We have a mysql table that at any given time has about 12 million rows. We need to delete old data to keep the size of the table somewhat manageable.

Right now we are running this query daily, at midnight, using a cron job:

DELETE FROM table WHERE endTime < '1393632001'

The last time the query ran it examined 4,602,400, took over 3 minutes and CPU went through the roof.

CPU spiking at midnight

What can we do to keep the CPU, synchronous db connections, disk cue depth etc from spiking unreasonably while still clearing old data?

PS: You will notice that the query is actually happening at a fairly inopportune time in our usage cycle. Assume that we have already shifted the query's timing to occur at the lowest point of usage each day.
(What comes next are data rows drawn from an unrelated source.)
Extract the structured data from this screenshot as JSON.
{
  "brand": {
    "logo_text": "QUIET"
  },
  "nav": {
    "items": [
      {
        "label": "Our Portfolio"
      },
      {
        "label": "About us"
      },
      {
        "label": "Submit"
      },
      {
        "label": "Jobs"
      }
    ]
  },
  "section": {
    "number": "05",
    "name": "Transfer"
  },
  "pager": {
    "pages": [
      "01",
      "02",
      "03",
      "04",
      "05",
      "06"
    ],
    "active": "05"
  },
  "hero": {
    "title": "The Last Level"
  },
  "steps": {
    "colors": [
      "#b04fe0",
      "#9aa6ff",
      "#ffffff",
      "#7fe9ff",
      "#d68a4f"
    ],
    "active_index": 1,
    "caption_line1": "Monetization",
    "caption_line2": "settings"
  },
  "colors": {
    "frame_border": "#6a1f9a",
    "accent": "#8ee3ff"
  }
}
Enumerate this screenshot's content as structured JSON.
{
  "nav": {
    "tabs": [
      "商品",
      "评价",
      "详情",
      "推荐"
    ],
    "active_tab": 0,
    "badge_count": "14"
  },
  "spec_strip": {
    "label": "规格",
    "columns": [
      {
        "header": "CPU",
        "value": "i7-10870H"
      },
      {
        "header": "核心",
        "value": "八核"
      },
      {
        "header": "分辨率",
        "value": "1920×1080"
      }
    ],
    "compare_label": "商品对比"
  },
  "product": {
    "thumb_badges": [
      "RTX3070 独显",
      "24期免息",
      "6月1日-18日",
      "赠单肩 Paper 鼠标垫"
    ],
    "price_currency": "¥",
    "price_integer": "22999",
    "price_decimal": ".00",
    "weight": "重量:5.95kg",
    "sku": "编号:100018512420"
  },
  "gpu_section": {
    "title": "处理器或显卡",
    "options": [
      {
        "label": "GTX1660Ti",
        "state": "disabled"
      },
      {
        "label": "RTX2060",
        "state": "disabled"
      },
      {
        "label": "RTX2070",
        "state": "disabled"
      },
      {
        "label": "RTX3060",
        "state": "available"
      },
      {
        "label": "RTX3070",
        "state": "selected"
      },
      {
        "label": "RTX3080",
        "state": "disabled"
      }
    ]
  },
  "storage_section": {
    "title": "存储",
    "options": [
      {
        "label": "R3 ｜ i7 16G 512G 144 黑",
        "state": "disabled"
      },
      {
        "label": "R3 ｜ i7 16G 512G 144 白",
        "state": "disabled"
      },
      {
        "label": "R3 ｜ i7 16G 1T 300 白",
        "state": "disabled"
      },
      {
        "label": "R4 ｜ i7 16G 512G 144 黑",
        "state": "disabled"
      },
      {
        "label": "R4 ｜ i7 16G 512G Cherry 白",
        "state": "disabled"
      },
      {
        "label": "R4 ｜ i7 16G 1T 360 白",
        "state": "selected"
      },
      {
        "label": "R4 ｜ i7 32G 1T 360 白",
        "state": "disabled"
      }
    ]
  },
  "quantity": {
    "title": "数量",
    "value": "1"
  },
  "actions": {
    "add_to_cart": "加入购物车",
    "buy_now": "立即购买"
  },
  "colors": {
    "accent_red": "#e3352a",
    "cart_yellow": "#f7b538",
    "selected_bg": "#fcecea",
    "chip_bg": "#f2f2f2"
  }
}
Also, there is no index on "endTime" and I would prefer to keep it that way if possible because there is a ton of data being inserted very regularly, and not much lookup.

Best Answer

The solution to your problem is a MySQL capability called "partitioning". The documentation is here.

What partitioning does is store a single table in separate "partitions". These are defined by a particular expression, usually a column value or range. In your case, this would probably be based on endTime -- assuming that it is known when a record is created and it doesn't change.

You would store a day's worth of endTime in each partition. Then the deletion step would be truncating a partition rather than deleting a bunch of rows in a big table. The partition truncation would be a much faster method.